Mais qui s'en offusque ? Le Figaro explique : "Parmi les annonces attendues, c'est sans doute la plus importante. Un fond exceptionnel de l'ordre de 30 millions d'euros va être débloqué par le ministère pour couvrir ces frais (de sécurité), via le Fiphfp." Via ? C'est à dire ? Le Fiphfp serait donc totalement favorable au fait que l'on tape dans ses caisses pour faire face aux risques d'attentat ? Certains n'hésitent pas à parler de "soulagement" ; c'est le cas de Jean-Loup Salzmann, président de la CPU, qui attendait cette mesure depuis un an au motif que la situation financière des universités s'aggrave d'année en année. Mais cette acrobatie budgétaire n'est évidemment pas du goût de personnes handicapées...
Des ponctions en série
D'autant que le Gouvernement n'en est pas à sa première ponction dans les réserves du Fiphfp ; déjà 30 millions prélevés en 2015, reconduits en 2016 et 2017, soit 90 millions au total sur trois ans, et autant sur celles de son homologue du privé, l'Agefiph (article en lien ci-dessous), afin de financer les contrats aidés qui ne sont pourtant pas seulement destinés aux travailleurs handicapés.

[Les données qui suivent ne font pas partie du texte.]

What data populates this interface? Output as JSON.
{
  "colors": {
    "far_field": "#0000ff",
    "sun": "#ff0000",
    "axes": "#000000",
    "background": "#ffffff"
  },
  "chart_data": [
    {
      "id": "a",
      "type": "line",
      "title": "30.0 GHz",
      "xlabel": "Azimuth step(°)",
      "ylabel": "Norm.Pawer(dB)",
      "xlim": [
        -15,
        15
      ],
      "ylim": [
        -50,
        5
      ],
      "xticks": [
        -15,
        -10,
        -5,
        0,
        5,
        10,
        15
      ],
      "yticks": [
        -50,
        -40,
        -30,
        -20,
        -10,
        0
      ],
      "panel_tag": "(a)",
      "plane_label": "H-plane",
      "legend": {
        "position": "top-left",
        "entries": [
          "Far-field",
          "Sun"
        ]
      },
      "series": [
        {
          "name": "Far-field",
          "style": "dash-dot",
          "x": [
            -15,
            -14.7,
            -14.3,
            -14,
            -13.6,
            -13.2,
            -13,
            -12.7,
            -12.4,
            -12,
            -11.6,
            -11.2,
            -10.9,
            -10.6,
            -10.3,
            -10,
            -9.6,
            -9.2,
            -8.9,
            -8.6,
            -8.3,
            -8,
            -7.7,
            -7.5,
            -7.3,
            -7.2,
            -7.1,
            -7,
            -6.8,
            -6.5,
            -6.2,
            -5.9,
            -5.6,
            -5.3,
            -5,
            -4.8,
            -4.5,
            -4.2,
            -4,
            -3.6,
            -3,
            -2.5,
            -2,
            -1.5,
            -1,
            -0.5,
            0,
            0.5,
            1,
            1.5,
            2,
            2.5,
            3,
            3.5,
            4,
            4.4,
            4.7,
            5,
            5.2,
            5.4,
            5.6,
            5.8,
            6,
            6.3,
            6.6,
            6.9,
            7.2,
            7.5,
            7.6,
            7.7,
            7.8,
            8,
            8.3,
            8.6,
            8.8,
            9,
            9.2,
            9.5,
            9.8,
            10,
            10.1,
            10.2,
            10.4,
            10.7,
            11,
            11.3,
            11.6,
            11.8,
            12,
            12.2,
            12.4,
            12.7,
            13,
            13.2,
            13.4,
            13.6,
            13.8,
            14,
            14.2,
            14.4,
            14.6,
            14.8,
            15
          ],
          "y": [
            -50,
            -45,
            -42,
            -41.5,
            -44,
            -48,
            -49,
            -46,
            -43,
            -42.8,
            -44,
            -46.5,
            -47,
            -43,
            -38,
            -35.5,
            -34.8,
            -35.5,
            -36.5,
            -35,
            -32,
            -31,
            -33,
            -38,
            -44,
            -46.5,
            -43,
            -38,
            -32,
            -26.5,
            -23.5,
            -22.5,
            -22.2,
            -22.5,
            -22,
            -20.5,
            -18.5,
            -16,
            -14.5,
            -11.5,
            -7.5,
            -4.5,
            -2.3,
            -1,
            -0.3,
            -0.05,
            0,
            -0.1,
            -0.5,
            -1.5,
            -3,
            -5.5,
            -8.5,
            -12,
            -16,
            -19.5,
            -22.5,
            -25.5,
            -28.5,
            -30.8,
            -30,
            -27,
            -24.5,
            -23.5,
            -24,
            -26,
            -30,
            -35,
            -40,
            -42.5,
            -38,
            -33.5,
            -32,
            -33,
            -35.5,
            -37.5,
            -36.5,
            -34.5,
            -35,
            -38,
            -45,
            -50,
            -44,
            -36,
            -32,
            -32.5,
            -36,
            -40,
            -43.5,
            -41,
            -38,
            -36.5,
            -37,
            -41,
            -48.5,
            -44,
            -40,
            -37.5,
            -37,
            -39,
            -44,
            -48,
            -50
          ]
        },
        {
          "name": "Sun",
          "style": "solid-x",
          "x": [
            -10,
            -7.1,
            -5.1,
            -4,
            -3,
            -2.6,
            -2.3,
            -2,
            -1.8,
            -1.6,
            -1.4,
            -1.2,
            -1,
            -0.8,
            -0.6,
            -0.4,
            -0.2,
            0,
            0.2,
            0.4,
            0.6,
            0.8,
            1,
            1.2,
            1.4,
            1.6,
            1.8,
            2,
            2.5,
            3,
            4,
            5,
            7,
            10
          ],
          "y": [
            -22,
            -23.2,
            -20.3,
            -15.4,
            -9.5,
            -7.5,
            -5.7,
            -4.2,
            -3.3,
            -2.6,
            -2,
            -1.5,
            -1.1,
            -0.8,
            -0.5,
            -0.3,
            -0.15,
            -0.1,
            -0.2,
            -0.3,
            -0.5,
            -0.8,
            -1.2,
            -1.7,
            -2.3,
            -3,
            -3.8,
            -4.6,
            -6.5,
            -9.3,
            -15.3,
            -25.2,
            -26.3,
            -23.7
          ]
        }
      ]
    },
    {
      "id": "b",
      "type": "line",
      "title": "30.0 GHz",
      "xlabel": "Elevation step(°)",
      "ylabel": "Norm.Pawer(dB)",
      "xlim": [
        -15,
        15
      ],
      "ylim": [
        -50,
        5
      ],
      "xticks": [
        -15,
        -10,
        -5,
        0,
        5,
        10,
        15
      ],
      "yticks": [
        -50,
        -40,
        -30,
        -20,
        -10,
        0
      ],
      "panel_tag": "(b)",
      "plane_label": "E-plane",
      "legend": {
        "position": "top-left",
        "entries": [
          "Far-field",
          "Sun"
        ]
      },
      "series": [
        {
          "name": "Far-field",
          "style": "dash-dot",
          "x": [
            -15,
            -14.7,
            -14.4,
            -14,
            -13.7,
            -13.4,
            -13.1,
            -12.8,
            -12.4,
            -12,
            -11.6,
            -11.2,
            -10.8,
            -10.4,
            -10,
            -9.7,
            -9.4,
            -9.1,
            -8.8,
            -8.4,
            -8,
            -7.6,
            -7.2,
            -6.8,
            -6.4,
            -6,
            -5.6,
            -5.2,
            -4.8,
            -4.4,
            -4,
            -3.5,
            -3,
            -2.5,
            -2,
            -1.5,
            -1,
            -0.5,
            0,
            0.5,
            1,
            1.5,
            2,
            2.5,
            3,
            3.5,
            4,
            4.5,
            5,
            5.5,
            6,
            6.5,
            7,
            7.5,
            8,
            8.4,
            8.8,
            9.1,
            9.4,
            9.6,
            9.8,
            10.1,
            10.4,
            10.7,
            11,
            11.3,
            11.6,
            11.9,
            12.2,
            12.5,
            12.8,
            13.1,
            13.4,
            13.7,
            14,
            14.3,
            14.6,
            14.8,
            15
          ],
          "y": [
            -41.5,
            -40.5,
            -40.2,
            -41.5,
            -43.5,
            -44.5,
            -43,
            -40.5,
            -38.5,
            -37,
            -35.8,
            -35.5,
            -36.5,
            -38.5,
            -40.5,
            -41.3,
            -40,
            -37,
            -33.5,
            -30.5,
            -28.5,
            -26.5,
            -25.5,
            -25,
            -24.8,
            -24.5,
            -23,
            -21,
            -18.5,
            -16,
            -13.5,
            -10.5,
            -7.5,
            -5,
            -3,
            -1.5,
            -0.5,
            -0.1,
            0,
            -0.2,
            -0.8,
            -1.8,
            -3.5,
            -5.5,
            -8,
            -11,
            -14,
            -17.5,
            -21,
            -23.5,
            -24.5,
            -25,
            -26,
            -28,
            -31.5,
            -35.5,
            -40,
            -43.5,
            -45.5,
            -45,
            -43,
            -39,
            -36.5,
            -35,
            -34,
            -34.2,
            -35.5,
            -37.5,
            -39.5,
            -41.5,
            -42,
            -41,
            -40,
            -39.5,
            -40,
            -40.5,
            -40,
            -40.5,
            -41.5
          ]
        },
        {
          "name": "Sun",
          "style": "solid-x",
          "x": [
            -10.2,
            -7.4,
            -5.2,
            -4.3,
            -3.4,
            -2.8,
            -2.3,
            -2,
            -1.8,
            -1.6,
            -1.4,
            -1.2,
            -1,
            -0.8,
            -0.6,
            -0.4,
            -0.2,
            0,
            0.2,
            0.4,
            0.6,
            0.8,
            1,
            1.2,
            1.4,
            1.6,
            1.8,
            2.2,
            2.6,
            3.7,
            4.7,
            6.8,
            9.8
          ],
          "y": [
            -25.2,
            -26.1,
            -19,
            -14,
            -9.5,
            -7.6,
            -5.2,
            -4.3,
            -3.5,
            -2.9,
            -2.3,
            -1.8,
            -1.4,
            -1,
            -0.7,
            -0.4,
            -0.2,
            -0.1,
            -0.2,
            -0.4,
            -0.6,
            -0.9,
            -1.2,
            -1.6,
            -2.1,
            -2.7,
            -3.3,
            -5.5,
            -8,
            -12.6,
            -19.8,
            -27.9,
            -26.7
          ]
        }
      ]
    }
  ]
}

Une pratique déjà en cours sous l'ère Sarkozy puisque, en 2008, son gouvernement avait lui aussi opéré une saisie de 50 millions d'euros sur les réserves de l'Agefiph. Ce qui n'empêche pas Marie-Anne Montchamp, ancienne ministre déléguée aux personnes handicapées de ce même gouvernement et présidente d'Entreprises et handicap de déclarer aujourd'hui, en réaction à ce nouveau prélèvement : "La politique d'emploi en faveur de nos compatriotes handicapés ne peut en aucun cas être la variable d'ajustement des autres politiques publiques".
Cette enveloppe de 30 millions pourrait même ne pas suffire pour cadenasser les campus et recruter les milliers de vigiles nécessaires. Qu'à cela ne tienne, le Fiphfp pourra peut-être encore "rincer"...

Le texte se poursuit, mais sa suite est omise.